Selling Gandhi — Joseph Kip Kosek on History News Network
Yesterday, the History News Network posted an article by Joseph Kip Kosek, author of Acts of Conscience: Christian Nonviolence and Modern American Democracy. In the article, “Selling Gandhi,” Kosek writes about the very un-Gandhian spectacle of Gandhi’s personal effects being auctioned off to the highest bidders. While many critics see the auction as a violation of sorts, Kosek suggests that while Gandhi often tried to resist the trappings of modernity and materialism, he would also use them when it served his purposes. Throughout his life, Gandhi balanced the modern and the anti-modern to define his mode of politics.

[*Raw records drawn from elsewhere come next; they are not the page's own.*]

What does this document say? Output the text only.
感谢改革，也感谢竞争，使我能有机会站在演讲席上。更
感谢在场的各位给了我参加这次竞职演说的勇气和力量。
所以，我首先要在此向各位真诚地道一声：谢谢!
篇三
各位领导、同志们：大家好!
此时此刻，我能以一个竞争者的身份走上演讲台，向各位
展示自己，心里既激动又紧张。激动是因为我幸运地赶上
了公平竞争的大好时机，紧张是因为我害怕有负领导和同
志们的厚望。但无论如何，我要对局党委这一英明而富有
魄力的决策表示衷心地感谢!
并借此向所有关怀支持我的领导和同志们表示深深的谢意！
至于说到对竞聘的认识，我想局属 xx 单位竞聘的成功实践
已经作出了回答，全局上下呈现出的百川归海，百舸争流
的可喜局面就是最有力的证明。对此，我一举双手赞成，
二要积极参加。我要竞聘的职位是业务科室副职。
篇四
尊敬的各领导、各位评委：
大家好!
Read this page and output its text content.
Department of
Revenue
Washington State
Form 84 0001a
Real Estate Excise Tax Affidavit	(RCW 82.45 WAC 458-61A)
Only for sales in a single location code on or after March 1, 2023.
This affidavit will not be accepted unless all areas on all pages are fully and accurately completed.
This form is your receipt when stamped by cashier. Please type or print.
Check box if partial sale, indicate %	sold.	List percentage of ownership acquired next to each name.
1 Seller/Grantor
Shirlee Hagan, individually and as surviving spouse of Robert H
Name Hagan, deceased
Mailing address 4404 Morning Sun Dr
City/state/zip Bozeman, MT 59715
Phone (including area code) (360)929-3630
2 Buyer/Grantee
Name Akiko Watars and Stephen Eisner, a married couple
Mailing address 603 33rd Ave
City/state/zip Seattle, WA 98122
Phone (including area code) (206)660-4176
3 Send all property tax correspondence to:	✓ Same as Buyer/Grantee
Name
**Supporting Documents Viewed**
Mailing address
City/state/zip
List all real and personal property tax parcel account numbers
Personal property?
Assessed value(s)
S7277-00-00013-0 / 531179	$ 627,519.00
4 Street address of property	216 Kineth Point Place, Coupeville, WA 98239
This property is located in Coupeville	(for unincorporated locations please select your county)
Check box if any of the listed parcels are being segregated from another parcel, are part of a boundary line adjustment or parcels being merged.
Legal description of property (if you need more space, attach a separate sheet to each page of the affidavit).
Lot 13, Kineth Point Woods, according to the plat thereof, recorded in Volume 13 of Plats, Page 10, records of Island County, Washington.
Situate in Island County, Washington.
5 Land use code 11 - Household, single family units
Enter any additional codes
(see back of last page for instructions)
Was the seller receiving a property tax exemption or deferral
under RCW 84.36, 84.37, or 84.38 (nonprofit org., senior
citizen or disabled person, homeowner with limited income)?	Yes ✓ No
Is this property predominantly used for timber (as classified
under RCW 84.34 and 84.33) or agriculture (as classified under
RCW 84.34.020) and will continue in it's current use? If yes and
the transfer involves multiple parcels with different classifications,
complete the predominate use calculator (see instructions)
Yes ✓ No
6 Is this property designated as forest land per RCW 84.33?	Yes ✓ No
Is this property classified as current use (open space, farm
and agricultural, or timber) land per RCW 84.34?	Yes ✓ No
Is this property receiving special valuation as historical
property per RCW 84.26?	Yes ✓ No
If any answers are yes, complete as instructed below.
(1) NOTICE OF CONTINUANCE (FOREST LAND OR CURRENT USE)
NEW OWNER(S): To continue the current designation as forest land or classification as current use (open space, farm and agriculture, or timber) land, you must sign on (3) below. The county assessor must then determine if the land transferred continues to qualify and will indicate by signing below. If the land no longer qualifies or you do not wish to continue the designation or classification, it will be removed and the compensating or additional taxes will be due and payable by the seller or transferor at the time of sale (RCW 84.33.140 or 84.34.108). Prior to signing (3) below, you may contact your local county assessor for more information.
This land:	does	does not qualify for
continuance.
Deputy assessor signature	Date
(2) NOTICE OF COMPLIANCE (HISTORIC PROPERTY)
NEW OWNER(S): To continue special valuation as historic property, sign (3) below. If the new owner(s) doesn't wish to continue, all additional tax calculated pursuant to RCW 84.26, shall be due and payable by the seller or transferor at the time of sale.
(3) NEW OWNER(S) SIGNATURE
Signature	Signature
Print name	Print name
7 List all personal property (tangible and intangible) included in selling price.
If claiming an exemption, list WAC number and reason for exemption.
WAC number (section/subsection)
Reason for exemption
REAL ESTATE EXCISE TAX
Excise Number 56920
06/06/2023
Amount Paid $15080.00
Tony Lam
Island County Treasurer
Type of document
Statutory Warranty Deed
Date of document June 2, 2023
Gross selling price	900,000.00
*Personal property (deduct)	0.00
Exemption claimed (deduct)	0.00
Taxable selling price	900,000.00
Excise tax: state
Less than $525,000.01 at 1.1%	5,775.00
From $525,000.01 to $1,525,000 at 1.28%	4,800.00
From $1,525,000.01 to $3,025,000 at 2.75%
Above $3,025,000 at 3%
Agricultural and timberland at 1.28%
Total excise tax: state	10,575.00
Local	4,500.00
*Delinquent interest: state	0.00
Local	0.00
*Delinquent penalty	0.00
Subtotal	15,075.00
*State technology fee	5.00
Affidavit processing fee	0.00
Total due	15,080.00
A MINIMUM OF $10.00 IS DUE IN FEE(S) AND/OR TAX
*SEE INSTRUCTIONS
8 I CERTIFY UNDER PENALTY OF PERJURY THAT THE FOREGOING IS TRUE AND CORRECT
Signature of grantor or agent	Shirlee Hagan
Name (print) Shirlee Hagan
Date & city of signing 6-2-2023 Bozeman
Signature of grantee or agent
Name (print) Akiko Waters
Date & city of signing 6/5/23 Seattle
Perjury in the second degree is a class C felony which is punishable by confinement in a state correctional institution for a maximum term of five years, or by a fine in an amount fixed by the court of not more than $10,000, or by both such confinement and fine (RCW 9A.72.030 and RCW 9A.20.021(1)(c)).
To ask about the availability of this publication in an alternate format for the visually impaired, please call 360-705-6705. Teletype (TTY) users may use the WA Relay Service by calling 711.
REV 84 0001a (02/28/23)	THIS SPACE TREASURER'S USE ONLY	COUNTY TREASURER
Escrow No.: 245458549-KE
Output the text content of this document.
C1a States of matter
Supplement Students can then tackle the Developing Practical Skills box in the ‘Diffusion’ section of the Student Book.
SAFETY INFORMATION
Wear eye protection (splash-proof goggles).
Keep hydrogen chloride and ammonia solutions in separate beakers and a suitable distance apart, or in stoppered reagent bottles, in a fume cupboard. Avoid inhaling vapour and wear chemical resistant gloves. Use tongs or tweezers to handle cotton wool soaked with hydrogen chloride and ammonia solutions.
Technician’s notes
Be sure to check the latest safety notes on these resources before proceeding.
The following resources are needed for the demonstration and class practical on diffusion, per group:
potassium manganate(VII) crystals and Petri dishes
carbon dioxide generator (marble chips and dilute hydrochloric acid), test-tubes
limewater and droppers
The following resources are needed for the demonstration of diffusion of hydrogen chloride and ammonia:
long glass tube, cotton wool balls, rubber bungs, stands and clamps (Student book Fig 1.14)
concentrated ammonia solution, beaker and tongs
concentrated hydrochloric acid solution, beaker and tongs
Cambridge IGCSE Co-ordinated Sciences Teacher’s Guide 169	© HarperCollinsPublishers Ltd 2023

Kosek argues that Gandhi was “entangled in American ‘materialism and commercialism,'” and was a “canny participant” in the modern world. Gandhi was adept at using news media to get his message across and present an image of himself to the world. However, this more complicated and “less pure” image of Gandhi in many ways serves as a better reflection of the man himself and his message. Kosek writes:
Even the most distinctive emblems of Gandhian austerity, his clothes, could be commodified. Krishnalal Shridharani, a participant in the March to the Sea who later lived in the United States, noted back in 1939 that the Indian leader’s peculiar dress had its own presence in popular culture. “As an originator of fashions,” Shridharani wrote, “Gandhi can well be the envy of Hollywood stars.” Movies and the mahatma were, perhaps, more amenable than we think. Long before Gandhi’s sandals were auctioned, his photogenic persona was “sold” in American mass media as a symbol of moral integrity, a symbol that generated international sympathy for Indian independence.
To stress Gandhi’s engagement with the modern world might seem to impugn his motives or cast doubt on his sincerity, but that would be a misunderstanding. Instead, the point is that he is, in Salman Rushdie’s words, “infinitely more interesting” than his well-meaning protectors allow. His creative uses of media, technology, and popular culture showed that, as Rushdie puts it, “Gandhian intelligence” may be more powerful than “Gandhian piety.” Gandhi the distant saint is more comfortable, but Gandhi the endlessly resourceful innovator is far more relevant to our current crises of violence and injustice.